Il Ftse Mib ieri si è riportato sotto quota 23.500. Si è persa un po' la spinta rialzista?

La spinta a Piazza Affari si va ad affievolire, ma è quella spinta che porterà il Ftse Mib, al pari degli altri indici azionari, a contatto con le aree di supporto.

Queste ultime sono la discriminante tra una prosecuzione del rialzo, se i sostegni reggeranno, e dei tentativi di inversione più o meno profondi.

Ieri il Ftse Mib ha testato il primo supporto dinamico di breve a 23.450/23.400 che è stato difeso in chiusura di sessione.
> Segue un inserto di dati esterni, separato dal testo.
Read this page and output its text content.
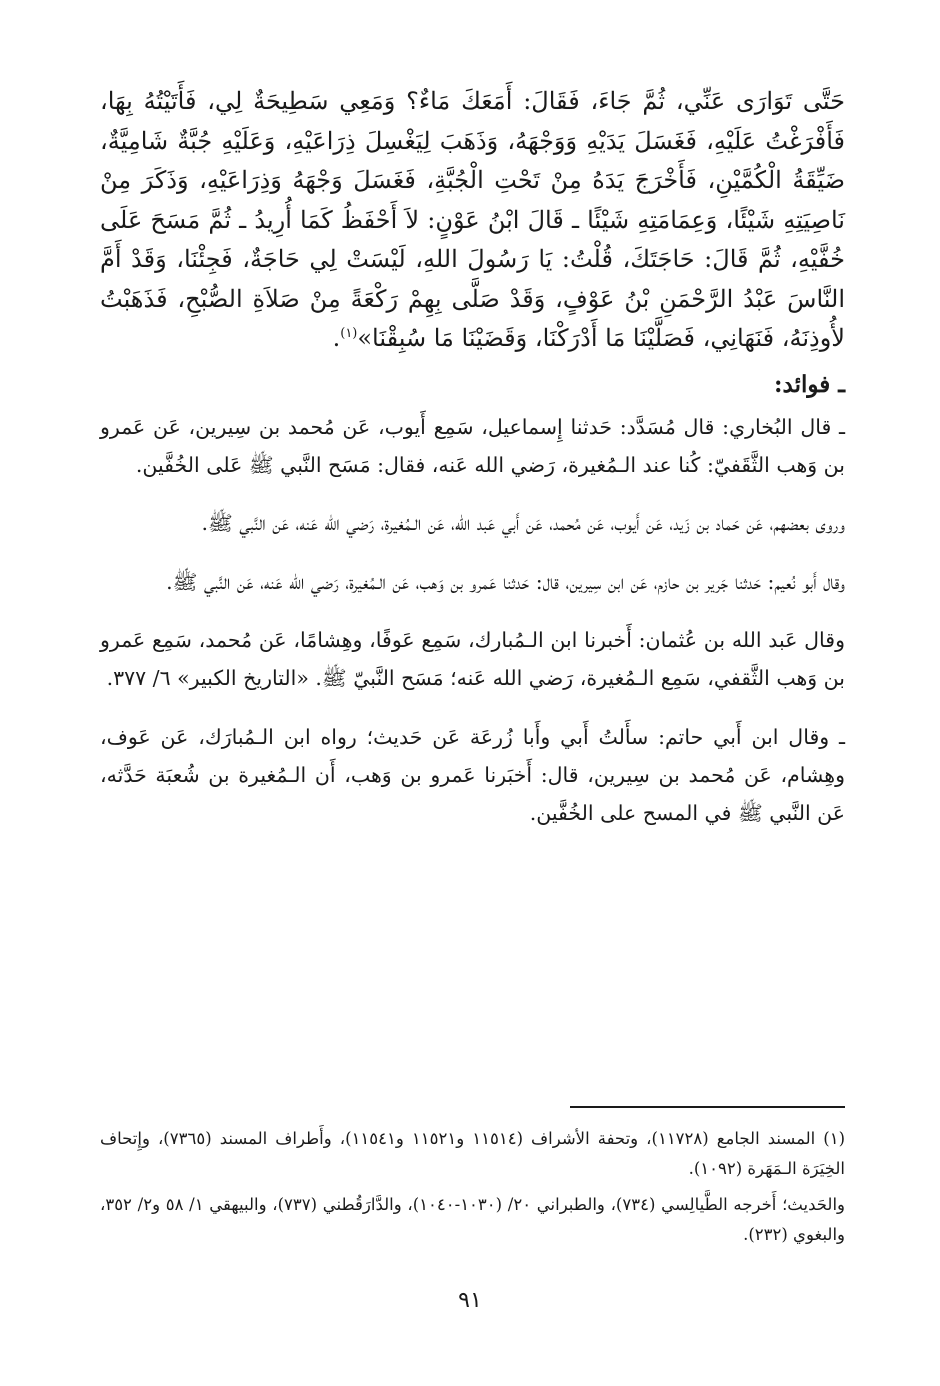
حَتَّى تَوَارَى عَنِّي، ثُمَّ جَاءَ، فَقَالَ: أَمَعَكَ مَاءٌ؟ وَمَعِي سَطِيحَةٌ لِي، فَأَتَيْتُهُ بِهَا، فَأَفْرَغْتُ عَلَيْهِ، فَغَسَلَ يَدَيْهِ وَوَجْهَهُ، وَذَهَبَ لِيَغْسِلَ ذِرَاعَيْهِ، وَعَلَيْهِ جُبَّةٌ شَامِيَّةٌ، ضَيِّقَةُ الْكُمَّيْنِ، فَأَخْرَجَ يَدَهُ مِنْ تَحْتِ الْجُبَّةِ، فَغَسَلَ وَجْهَهُ وَذِرَاعَيْهِ، وَذَكَرَ مِنْ نَاصِيَتِهِ شَيْئًا، وَعِمَامَتِهِ شَيْئًا ـ قَالَ ابْنُ عَوْنٍ: لاَ أَحْفَظُ كَمَا أُرِيدُ ـ ثُمَّ مَسَحَ عَلَى خُفَّيْهِ، ثُمَّ قَالَ: حَاجَتَكَ، قُلْتُ: يَا رَسُولَ اللهِ، لَيْسَتْ لِي حَاجَةٌ، فَجِئْنَا، وَقَدْ أَمَّ النَّاسَ عَبْدُ الرَّحْمَنِ بْنُ عَوْفٍ، وَقَدْ صَلَّى بِهِمْ رَكْعَةً مِنْ صَلاَةِ الصُّبْحِ، فَذَهَبْتُ لأُوذِنَهُ، فَنَهَانِي، فَصَلَّيْنَا مَا أَدْرَكْنَا، وَقَضَيْنَا مَا سُبِقْنَا»$^{(١)}$.

ـ فوائد:

ـ قال البُخاري: قال مُسَدَّد: حَدثنا إِسماعيل، سَمِع أَيوب، عَن مُحمد بن سِيرين، عَن عَمرو بن وَهب الثَّقَفيّ: كُنا عند الـمُغيرة، رَضي الله عَنه، فقال: مَسَح النَّبي ﷺ عَلى الخُفَّين.

وروى بعضهم، عَن حَماد بن زَيد، عَن أَيوب، عَن مُحمد، عَن أَبي عَبد الله، عَن الـمُغيرة، رَضي الله عَنه، عَن النَّبي ﷺ.

وقال أَبو نُعيم: حَدثنا جَرير بن حازم، عَن ابن سِيرين، قال: حَدثنا عَمرو بن وَهب، عَن الـمُغيرة، رَضي الله عَنه، عَن النَّبي ﷺ.

وقال عَبد الله بن عُثمان: أَخبرنا ابن الـمُبارك، سَمِع عَوفًا، وهِشامًا، عَن مُحمد، سَمِع عَمرو بن وَهب الثَّقفي، سَمِع الـمُغيرة، رَضي الله عَنه؛ مَسَح النَّبيّ ﷺ. «التاريخ الكبير» ٦/ ٣٧٧.

ـ وقال ابن أَبي حاتم: سأَلتُ أَبي وأَبا زُرعَة عَن حَديث؛ رواه ابن الـمُبارَك، عَن عَوف، وهِشام، عَن مُحمد بن سِيرين، قال: أَخبَرنا عَمرو بن وَهب، أَن الـمُغيرة بن شُعبَة حَدَّثه، عَن النَّبي ﷺ في المسح على الخُفَّين.

(١) المسند الجامع (١١٧٢٨)، وتحفة الأشراف (١١٥١٤ و١١٥٢١ و١١٥٤١)، وأَطراف المسند (٧٣٦٥)، وإِتحاف الخِيَرَة الـمَهَرة (١٠٩٢).

والحَديث؛ أَخرجه الطَّيالِسي (٧٣٤)، والطبراني ٢٠/ (١٠٣٠-١٠٤٠)، والدَّارَقُطني (٧٣٧)، والبيهقي ١/ ٥٨ و٢/ ٣٥٢، والبغوي (٢٣٢).

٩١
In caso di violazione del livello appena indicato osserveremmo sicuramente un tentativo concreto di indebolimento dell'indice, con primo target la chiusura del gap-up lasciato aperto a inizio novembre in area 22.950, e obiettivo successivo la soglia dei 22.500 punti.

Invito dunque a fare attenzione ad una chiusura del Ftse Mib sotto i 23.400 punti, visto che un simile evento farà scattare uno short di breve, con obiettivi i due livelli indicati poc'anzi.

In sostanza lo short sembrerebbe in preparazione, d'altra parte anche a livello intermarket gli altri indici azionari si stanno indebolendo e l'oro dopo una piccola stabilizzazione si sta rafforzando.

La sensazione che le Borse possano correggere c'è, ma ricordiamo che fino ad ora queste sensazioni sono state tutte negate da movimenti poderosi di recupero.